You're driving down a rutted out wahdi in Helmand province. Your eyes are tired from the monotony, but you know you have to keep on your scan for those tell-tale spots of disturbed earth.
Rounding a small bend, you drive down a slight embankment and veer back to the right and BOOM! the IED goes off.
The proximity of your JLTV was close enough to the huge explosion (double stack 155 rounds) that your crew -- if they had not been killed outright -- would be left severely wounded, with possible brain injury from the cuncussive blast.
That is except for the innovative armor their high tech vehicle carried...
For more than a year, a good friend of mine has been developing with some key industry leaders in sensors, explosives and armor technology a new system designed to take the boom out of a bomb.

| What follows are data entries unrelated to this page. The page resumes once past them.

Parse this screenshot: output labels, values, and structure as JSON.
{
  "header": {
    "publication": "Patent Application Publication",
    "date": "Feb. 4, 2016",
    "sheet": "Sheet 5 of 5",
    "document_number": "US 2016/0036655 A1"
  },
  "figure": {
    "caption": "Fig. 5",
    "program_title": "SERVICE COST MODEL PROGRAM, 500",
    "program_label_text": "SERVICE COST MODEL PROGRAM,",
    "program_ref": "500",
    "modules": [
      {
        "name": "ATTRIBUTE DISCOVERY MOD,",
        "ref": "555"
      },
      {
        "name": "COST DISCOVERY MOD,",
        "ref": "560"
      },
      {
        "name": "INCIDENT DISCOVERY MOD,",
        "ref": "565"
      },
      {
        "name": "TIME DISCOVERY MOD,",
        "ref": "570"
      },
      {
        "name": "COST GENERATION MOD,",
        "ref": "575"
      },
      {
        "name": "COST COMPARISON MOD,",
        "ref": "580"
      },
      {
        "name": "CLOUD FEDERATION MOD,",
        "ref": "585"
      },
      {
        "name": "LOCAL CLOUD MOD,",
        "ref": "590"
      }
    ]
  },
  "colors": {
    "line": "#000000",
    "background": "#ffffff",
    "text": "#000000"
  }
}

I can't get into the specific numbers for security and patent reasons, but the long and the short of it is that David Woroner of Survival Consultants International has designed a system that uses high-tech air bags to absorb the blast of a roadside bomb. The layers of ballistic material also help mitigate shrapnel, but the primary mission of the armor is to negate the overpressure that causes so many TBI casualties.
This project is still in the "paper" stages and has not been field tested yet, but a bevy of scientists and industry engineers are on the case running the numbers.
I have included here a video animation of the system to give you a better idea of how it works. While a lot has to be refined, the system offers the promise of a lightweight solution to a problem that the JLTV will likely face in the future.
And if the technology doesn't work on the testing field, at least Dave's idea could prompt some discussion of ballistic protection systems that don't rely on heavy plates of armor or composits, but instead attack the problem from a very different angle.